Vern Brownell, the CEO of D-Wave, said the partnership with CDL, and the prospect of building an ecosystem of quantum AI and machine learning startups, spoke directly to the company's vision of "bringing quantum computing out of the research lab and into the real world."
While CDL won’t have one of D-Wave’s $15 million 2000Q computers on location at U of T, Mulet says the up to 40 individuals accepted to the program – deadline is July 24 – will have access to its computational power through the cloud. The startups will also receive training from the same teams that D-Wave dispatches to its large corporate customers, and will participate in an intensive “bootcamp” led by Peter Wittek, a Barcelona-based research scientist who wrote the first textbook on quantum machine learning.
CDL said three Silicon Valley-based venture capital firms – Bloomberg Beta, Data Collective and Spectrum 28 – will offer to invest pre-seed capital in every company admitted to, or formed in, the program, so long as they meet certain basic criteria.
Mulet added the arrangement with D-Wave, whose founder Geordie Rose is a CDL Fellow, was three years in the making.
It should be noted, however, that D-Wave’s vision of quantum computing isn’t shared by everyone in the field. The company focuses on a particular type of quantum function known as quantum annealing, which can only be used to solve certain types of optimization problems – and even then D-Wave's machines don't always outperform traditional computers. By contrast, other researchers, including those at IBM, are striving to build a univerisal quantum machine that could handle various types of complex calculations that would take classical computers months or even years to solve.

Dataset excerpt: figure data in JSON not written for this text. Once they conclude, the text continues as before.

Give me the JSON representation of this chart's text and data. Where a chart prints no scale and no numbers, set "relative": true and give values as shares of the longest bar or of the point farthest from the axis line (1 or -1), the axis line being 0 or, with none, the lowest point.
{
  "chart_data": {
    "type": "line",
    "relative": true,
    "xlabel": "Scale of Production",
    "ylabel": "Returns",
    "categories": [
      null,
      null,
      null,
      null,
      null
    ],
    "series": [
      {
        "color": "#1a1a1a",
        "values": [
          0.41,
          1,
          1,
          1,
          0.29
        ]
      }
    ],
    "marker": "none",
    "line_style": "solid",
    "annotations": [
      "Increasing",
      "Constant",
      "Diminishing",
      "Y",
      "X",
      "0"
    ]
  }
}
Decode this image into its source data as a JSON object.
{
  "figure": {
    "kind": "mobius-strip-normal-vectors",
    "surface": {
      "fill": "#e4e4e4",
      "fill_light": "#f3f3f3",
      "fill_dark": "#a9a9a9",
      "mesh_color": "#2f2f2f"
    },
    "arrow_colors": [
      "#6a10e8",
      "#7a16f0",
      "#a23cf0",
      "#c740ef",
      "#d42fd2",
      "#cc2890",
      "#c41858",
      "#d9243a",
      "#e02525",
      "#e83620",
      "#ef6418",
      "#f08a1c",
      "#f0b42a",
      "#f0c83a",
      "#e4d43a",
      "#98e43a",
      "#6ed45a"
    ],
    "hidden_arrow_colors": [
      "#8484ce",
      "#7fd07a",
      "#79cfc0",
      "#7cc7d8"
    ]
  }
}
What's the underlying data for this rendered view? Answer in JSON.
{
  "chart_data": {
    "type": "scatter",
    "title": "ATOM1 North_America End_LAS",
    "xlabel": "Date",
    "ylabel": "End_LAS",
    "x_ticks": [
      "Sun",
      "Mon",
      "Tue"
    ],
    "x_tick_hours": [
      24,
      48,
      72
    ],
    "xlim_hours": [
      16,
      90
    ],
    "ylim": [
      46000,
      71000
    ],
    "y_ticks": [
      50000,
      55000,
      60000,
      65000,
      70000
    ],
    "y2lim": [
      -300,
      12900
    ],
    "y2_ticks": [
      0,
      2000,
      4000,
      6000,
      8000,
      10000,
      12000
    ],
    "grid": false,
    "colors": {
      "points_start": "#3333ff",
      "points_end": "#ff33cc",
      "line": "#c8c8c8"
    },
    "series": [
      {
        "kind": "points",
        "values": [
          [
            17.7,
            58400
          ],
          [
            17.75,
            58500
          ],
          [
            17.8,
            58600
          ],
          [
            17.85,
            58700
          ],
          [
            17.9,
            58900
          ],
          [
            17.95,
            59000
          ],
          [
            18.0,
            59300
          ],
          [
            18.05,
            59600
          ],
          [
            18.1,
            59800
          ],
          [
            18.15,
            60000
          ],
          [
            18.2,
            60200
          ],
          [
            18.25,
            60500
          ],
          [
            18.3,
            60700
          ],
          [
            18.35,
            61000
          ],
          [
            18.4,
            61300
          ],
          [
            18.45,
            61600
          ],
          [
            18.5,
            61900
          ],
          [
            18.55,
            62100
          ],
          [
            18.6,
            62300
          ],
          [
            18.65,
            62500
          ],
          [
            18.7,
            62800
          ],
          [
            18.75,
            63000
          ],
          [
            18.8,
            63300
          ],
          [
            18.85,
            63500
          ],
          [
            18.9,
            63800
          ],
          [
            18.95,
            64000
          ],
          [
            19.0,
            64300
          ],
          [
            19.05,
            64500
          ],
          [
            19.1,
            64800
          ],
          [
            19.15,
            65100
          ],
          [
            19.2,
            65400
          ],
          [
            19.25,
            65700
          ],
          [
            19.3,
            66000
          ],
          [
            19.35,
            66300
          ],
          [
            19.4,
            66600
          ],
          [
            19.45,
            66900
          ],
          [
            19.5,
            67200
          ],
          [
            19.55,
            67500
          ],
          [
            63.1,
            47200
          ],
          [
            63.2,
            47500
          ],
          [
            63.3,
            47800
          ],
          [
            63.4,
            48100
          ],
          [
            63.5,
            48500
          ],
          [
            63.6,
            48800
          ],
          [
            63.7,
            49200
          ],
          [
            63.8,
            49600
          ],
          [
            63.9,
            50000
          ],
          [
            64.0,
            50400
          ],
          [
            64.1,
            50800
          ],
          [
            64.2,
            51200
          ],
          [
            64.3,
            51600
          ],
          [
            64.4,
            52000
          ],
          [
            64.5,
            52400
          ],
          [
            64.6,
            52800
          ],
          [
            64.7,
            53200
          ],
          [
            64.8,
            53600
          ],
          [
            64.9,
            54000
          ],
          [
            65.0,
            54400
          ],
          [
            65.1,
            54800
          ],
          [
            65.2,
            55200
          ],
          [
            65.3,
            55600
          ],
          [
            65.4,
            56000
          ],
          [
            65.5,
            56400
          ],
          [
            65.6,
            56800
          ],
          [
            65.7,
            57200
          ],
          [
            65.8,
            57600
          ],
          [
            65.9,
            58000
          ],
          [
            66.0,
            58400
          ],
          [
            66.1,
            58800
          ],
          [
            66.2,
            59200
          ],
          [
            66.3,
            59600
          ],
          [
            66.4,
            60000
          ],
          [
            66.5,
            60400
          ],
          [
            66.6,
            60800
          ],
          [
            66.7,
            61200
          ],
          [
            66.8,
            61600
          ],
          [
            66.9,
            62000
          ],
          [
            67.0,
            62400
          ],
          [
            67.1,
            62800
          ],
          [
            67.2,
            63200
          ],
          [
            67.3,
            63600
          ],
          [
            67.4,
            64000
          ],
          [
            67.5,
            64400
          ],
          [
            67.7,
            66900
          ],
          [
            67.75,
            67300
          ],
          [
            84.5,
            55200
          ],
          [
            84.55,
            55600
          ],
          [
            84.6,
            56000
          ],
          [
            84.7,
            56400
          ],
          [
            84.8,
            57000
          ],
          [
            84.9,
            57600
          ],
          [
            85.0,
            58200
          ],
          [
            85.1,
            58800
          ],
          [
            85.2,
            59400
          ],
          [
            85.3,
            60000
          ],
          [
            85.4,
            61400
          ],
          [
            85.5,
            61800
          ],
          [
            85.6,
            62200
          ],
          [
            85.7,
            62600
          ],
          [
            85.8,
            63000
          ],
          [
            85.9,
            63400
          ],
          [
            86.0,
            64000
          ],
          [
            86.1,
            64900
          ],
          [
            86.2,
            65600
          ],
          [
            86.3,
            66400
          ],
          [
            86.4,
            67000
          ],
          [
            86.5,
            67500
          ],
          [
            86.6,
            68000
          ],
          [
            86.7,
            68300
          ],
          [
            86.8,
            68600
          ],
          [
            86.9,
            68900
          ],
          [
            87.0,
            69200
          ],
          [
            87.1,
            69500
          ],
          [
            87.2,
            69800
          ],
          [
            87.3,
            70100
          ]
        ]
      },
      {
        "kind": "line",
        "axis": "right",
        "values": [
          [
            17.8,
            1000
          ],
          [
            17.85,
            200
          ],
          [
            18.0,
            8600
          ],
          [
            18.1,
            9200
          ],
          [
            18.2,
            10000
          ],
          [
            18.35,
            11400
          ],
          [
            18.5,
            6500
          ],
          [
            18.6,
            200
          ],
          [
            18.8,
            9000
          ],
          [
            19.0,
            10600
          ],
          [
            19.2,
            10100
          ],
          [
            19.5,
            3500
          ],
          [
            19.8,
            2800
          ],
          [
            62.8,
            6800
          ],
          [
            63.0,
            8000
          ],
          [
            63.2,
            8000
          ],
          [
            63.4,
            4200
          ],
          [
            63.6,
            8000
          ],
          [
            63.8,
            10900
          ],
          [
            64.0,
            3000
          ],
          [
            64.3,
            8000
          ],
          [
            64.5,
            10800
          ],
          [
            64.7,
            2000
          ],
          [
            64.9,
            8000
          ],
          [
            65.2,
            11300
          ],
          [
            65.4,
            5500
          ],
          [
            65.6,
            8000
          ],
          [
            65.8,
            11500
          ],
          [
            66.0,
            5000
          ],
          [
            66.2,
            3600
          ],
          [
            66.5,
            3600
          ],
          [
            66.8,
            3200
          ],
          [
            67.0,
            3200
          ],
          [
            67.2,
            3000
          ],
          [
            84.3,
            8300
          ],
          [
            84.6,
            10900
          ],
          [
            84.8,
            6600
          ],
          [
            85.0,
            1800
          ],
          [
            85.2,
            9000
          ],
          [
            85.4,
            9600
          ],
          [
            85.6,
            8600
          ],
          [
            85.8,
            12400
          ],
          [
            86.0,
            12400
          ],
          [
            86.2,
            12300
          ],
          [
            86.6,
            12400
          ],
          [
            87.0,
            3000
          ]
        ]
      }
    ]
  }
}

In the meantime, a growing number of researchers are experimenting with D-Wave's machines. One example: Scientists at Volkswagen recently used a similar cloud-based version of D-Wave’s machine to figure out the fastest way to send 10,000 Beijing taxi cabs to the nearest airport without creating a traffic jam. Other problems that D-Wave claims can be tackled with its system include optimizing cancer radio therapy, developing new drug types and designing more efficient water networks.
D-Wave has also courted controversy in the past because it wasn’t always clear to researchers whether its machines truly demonstrated quantum properties.
Mulet, however, says the academic debate surrounding D-Wave’s approach is less interesting to CDL than what its startups do with it. “We’re proponents of building impactful companies,” he said, adding that CDL plans to incorporate other types of quantum computers when they become commercially available. “So it doesn’t really matter where your science and technology comes from as long as it creates value for customers."